With another girl I tried to experience self-boundaries. We allowed our bodies communicate with another in order to observe subject-object interactions. I became unaware of everyone else in the room, it felt like it was only me and her. First, I would not move and simply observe her, to see what role she was going to take on. It quickly became apparent that she wanted to play with me, test my boundaries, making her the subject and me the object. I tried to pull back and keep my boundary, I felt like she was trying to crush me into a corner. While we had been looking at each other for most of the time, at some point I just stood still or turned around and didn’t look at her, which made me feel less ‘attacked’ and more like ‘within myself’ again. As Sartre would say: If you don’t want the gaze, you look away.
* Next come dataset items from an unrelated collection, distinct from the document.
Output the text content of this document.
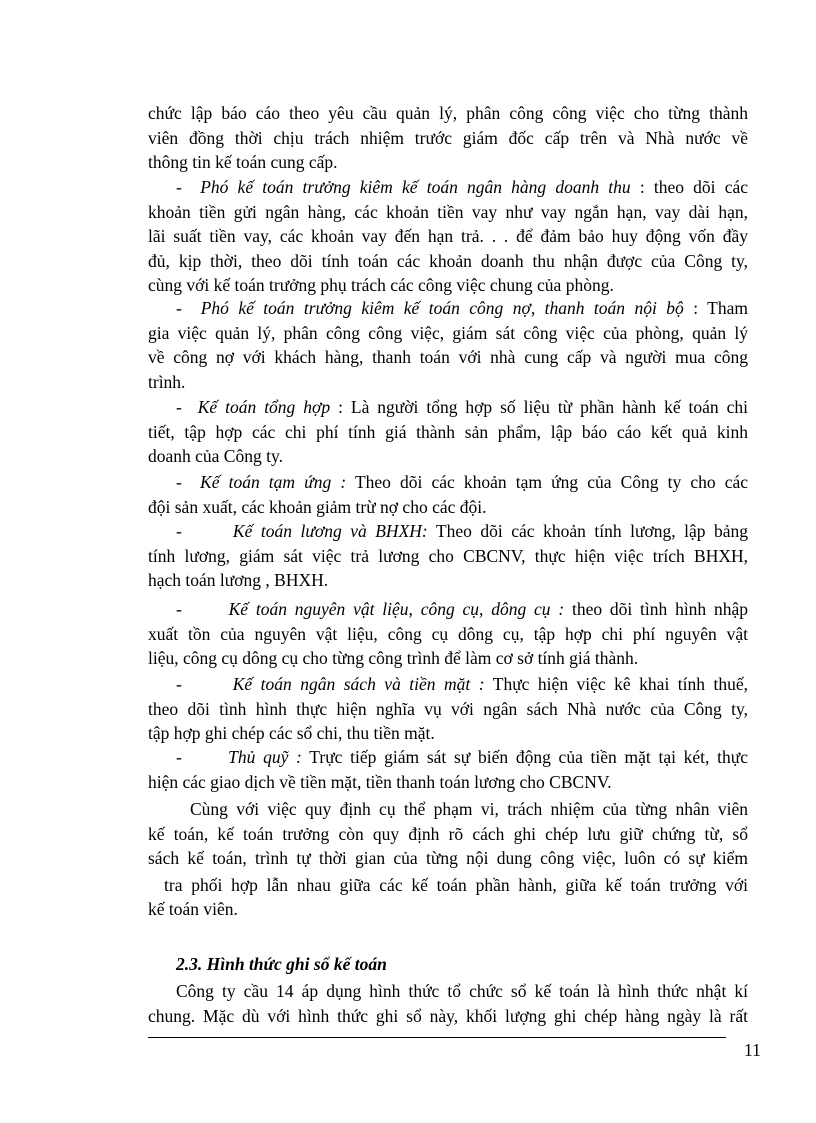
chức lập báo cáo theo yêu cầu quản lý, phân công công việc cho từng thành
viên đồng thời chịu trách nhiệm trước giám đốc cấp trên và Nhà nước về
thông tin kế toán cung cấp.
- Phó kế toán trưởng kiêm kế toán ngân hàng doanh thu : theo dõi các
khoản tiền gửi ngân hàng, các khoản tiền vay như vay ngắn hạn, vay dài hạn,
lãi suất tiền vay, các khoản vay đến hạn trả. . . để đảm bảo huy động vốn đầy
đủ, kịp thời, theo dõi tính toán các khoản doanh thu nhận được của Công ty,
cùng với kế toán trưởng phụ trách các công việc chung của phòng.
- Phó kế toán trưởng kiêm kế toán công nợ, thanh toán nội bộ : Tham
gia việc quản lý, phân công công việc, giám sát công việc của phòng, quản lý
về công nợ với khách hàng, thanh toán với nhà cung cấp và người mua công
trình.
- Kế toán tổng hợp : Là người tổng hợp số liệu từ phần hành kế toán chi
tiết, tập hợp các chi phí tính giá thành sản phẩm, lập báo cáo kết quả kinh
doanh của Công ty.
- Kế toán tạm ứng : Theo dõi các khoản tạm ứng của Công ty cho các
đội sản xuất, các khoản giảm trừ nợ cho các đội.
-	Kế toán lương và BHXH: Theo dõi các khoản tính lương, lập bảng
tính lương, giám sát việc trả lương cho CBCNV, thực hiện việc trích BHXH,
hạch toán lương , BHXH.
-	Kế toán nguyên vật liệu, công cụ, dông cụ : theo dõi tình hình nhập
xuất tồn của nguyên vật liệu, công cụ dông cụ, tập hợp chi phí nguyên vật
liệu, công cụ dông cụ cho từng công trình để làm cơ sở tính giá thành.
-	Kế toán ngân sách và tiền mặt : Thực hiện việc kê khai tính thuế,
theo dõi tình hình thực hiện nghĩa vụ với ngân sách Nhà nước của Công ty,
tập hợp ghi chép các sổ chi, thu tiền mặt.
-	Thủ quỹ : Trực tiếp giám sát sự biến động của tiền mặt tại két, thực
hiện các giao dịch về tiền mặt, tiền thanh toán lương cho CBCNV.
Cùng với việc quy định cụ thể phạm vi, trách nhiệm của từng nhân viên
kế toán, kế toán trưởng còn quy định rõ cách ghi chép lưu giữ chứng từ, sổ
sách kế toán, trình tự thời gian của từng nội dung công việc, luôn có sự kiểm
tra phối hợp lẫn nhau giữa các kế toán phần hành, giữa kế toán trưởng với
kế toán viên.
2.3. Hình thức ghi sổ kế toán
Công ty cầu 14 áp dụng hình thức tổ chức sổ kế toán là hình thức nhật kí
chung. Mặc dù với hình thức ghi sổ này, khối lượng ghi chép hàng ngày là rất
11
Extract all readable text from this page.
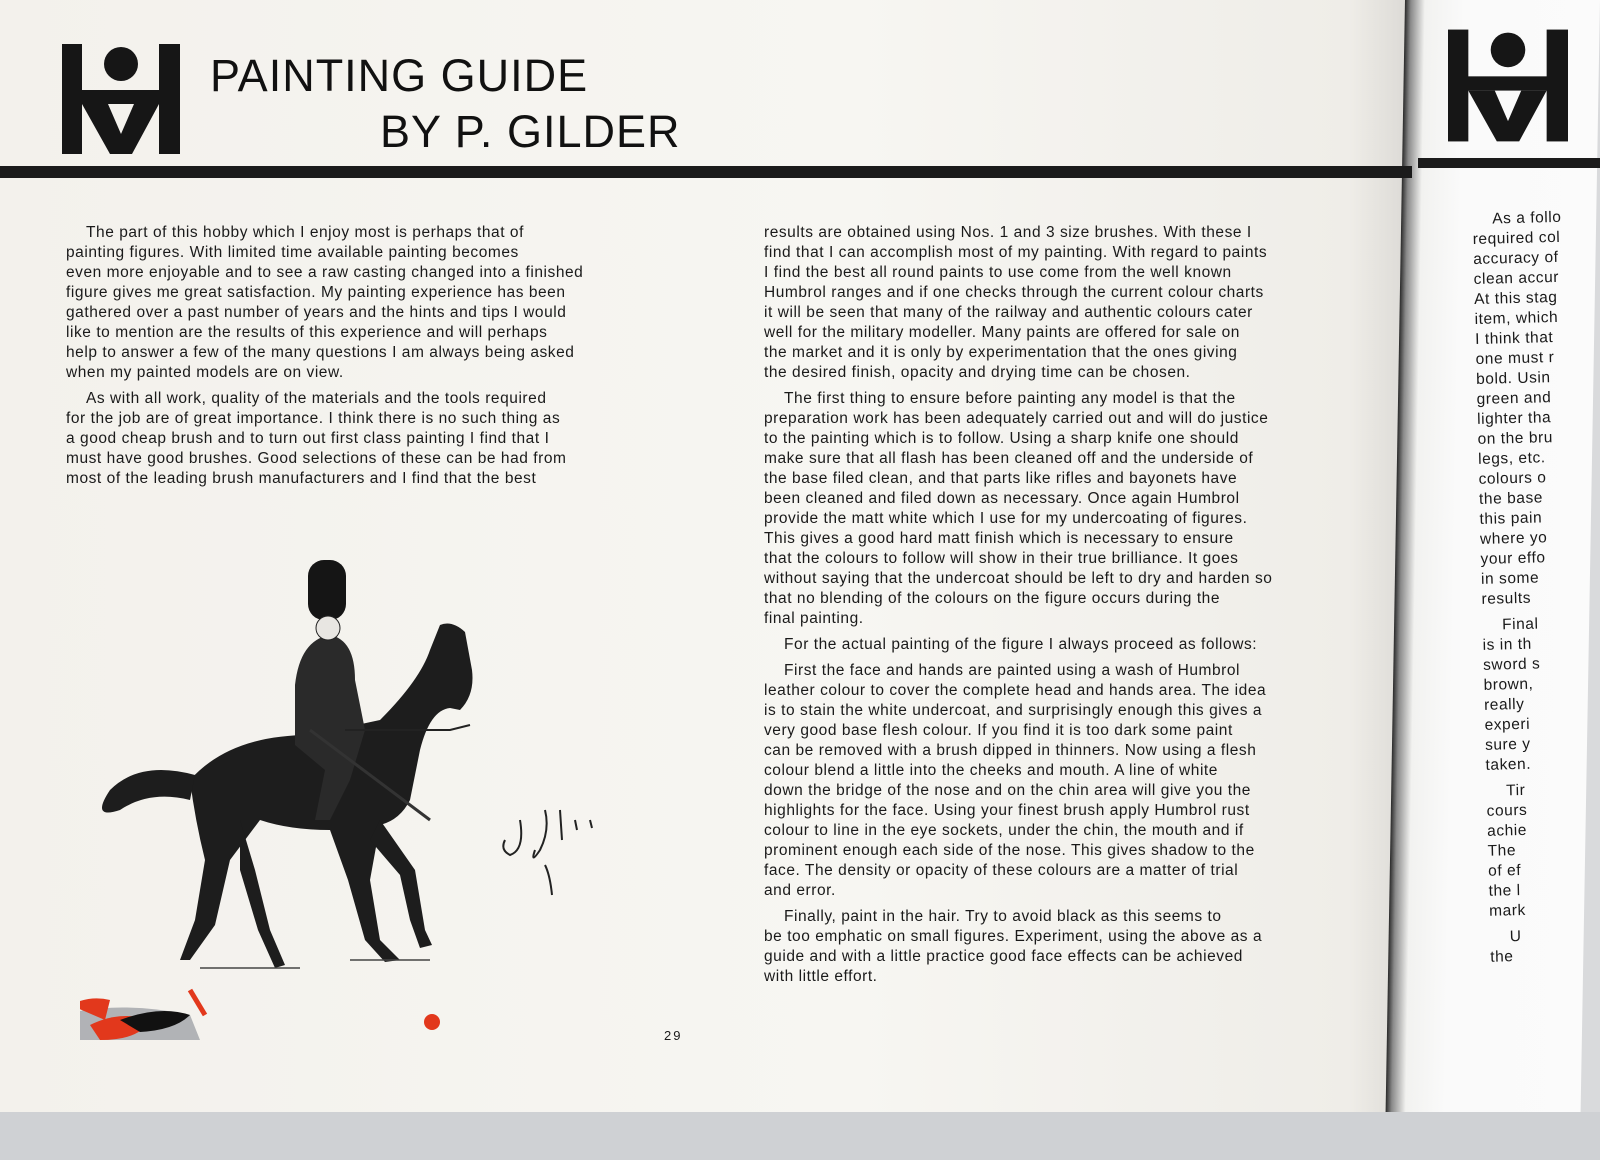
PAINTING GUIDE
BY P. GILDER
The part of this hobby which I enjoy most is perhaps that of
painting figures. With limited time available painting becomes
even more enjoyable and to see a raw casting changed into a finished
figure gives me great satisfaction. My painting experience has been
gathered over a past number of years and the hints and tips I would
like to mention are the results of this experience and will perhaps
help to answer a few of the many questions I am always being asked
when my painted models are on view.
As with all work, quality of the materials and the tools required
for the job are of great importance. I think there is no such thing as
a good cheap brush and to turn out first class painting I find that I
must have good brushes. Good selections of these can be had from
most of the leading brush manufacturers and I find that the best
results are obtained using Nos. 1 and 3 size brushes. With these I
find that I can accomplish most of my painting. With regard to paints
I find the best all round paints to use come from the well known
Humbrol ranges and if one checks through the current colour charts
it will be seen that many of the railway and authentic colours cater
well for the military modeller. Many paints are offered for sale on
the market and it is only by experimentation that the ones giving
the desired finish, opacity and drying time can be chosen.
The first thing to ensure before painting any model is that the
preparation work has been adequately carried out and will do justice
to the painting which is to follow. Using a sharp knife one should
make sure that all flash has been cleaned off and the underside of
the base filed clean, and that parts like rifles and bayonets have
been cleaned and filed down as necessary. Once again Humbrol
provide the matt white which I use for my undercoating of figures.
This gives a good hard matt finish which is necessary to ensure
that the colours to follow will show in their true brilliance. It goes
without saying that the undercoat should be left to dry and harden so
that no blending of the colours on the figure occurs during the
final painting.
For the actual painting of the figure I always proceed as follows:
First the face and hands are painted using a wash of Humbrol
leather colour to cover the complete head and hands area. The idea
is to stain the white undercoat, and surprisingly enough this gives a
very good base flesh colour. If you find it is too dark some paint
can be removed with a brush dipped in thinners. Now using a flesh
colour blend a little into the cheeks and mouth. A line of white
down the bridge of the nose and on the chin area will give you the
highlights for the face. Using your finest brush apply Humbrol rust
colour to line in the eye sockets, under the chin, the mouth and if
prominent enough each side of the nose. This gives shadow to the
face. The density or opacity of these colours are a matter of trial
and error.
Finally, paint in the hair. Try to avoid black as this seems to
be too emphatic on small figures. Experiment, using the above as a
guide and with a little practice good face effects can be achieved
with little effort.
As a follo
required col
accuracy of
clean accur
At this stag
item, which
I think that
one must r
bold. Usin
green and
lighter tha
on the bru
legs, etc.
colours o
the base
this pain
where yo
your effo
in some
results
Final
is in th
sword s
brown,
really
experi
sure y
taken.
Tir
cours
achie
The
of ef
the l
mark
U
the
29
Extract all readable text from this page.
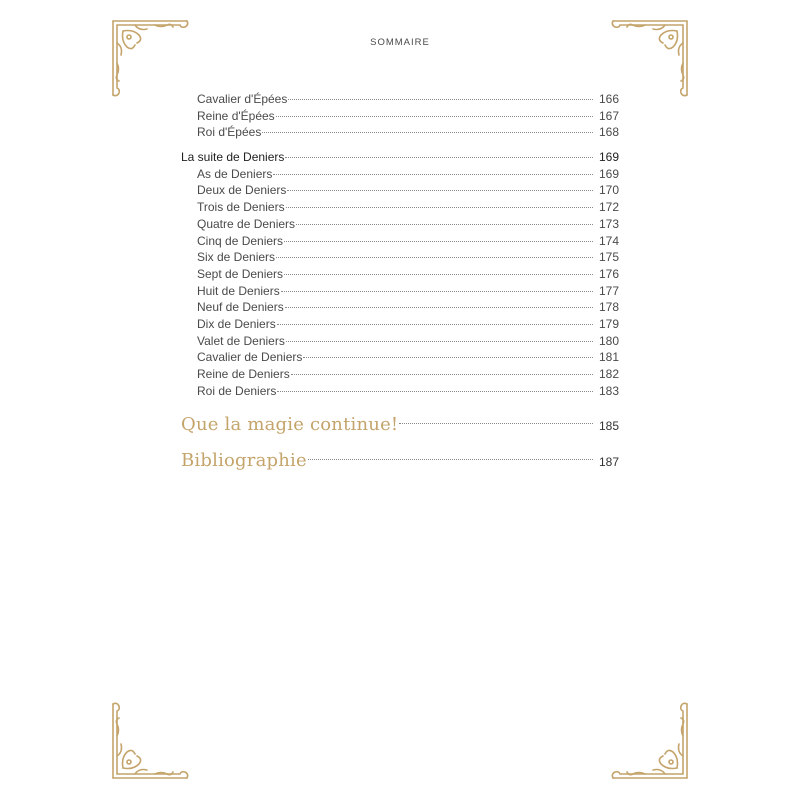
SOMMAIRE
Cavalier d'Épées	166
Reine d'Épées	167
Roi d'Épées	168
La suite de Deniers	169
As de Deniers	169
Deux de Deniers	170
Trois de Deniers	172
Quatre de Deniers	173
Cinq de Deniers	174
Six de Deniers	175
Sept de Deniers	176
Huit de Deniers	177
Neuf de Deniers	178
Dix de Deniers	179
Valet de Deniers	180
Cavalier de Deniers	181
Reine de Deniers	182
Roi de Deniers	183
Que la magie continue!	185
Bibliographie	187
It was interesting to see how close she would come, how little her own boundary was (probably on purpose though). Even if it was only me and her (ignoring the surrounding people), she was pushing my boundaries so much that it felt like she was everywhere. It made me feel very uncomfortable and at one point I just had to get away and went to the other end of the room. Of course, she followed, and it helped me to simply ignore her, stare past her.
This experience and other occasions when more people are involved show me how important my self-boundaries are to me. It comes as no surprise that I feel claustrophobic in crowded settings, because the more people and the closer they are to me, the more I feel like my self-boundaries are being attacked. Interestingly, the protective ‘barrier’ only really exists for strangers. Affection and all kinds of love push boundaries, make them become blurry. Physical contact and intimacy are important to human wellbeing, and a sexual act might be seen as uniting people, removing their boundaries altogether and allowing them to become one.
If a person never allowed anyone to break down their self-boundary (momentarily), I could imagine them becoming isolated. Being left with nothing but their Self they might get detached from reality and eventually even from their Self. There are several mental illnesses that make people feel alienated from their Self. Freud’s concept of the Ego is said to be an alienating and identifying function. In respect to the id and superego, the id controls primitive drives and is based on pleasure principles, the superego is based on morality principles, the ego is the reasoning in-between, the reality principle. I sense it as a voice that hears both my angelic and devilish opinion, and then reasons and comes to a conclusion. For example bipolar people might feel like their id was silenced during a depressive episode. The id boundary is sensed through the body, e.g. as pleasure or pain, and so they might feel rather lifeless, like their body was numb, unable to experience joy. During a manic episode on the other hand it might feel the other way around: their id would be heightened and their super-ego silenced. This could be due to a malfunctioning ego which is unable to balance between id and superego, leaving a feeling of alienation and removal from the real Self.
This reflection is meant to demonstrate how important it is to keep up self-boundaries in order to know that there is a Self which is separate to the Other, but that it is also healthy sometimes to let go of these boundaries so that we don’t become detached of Others, the world and reality.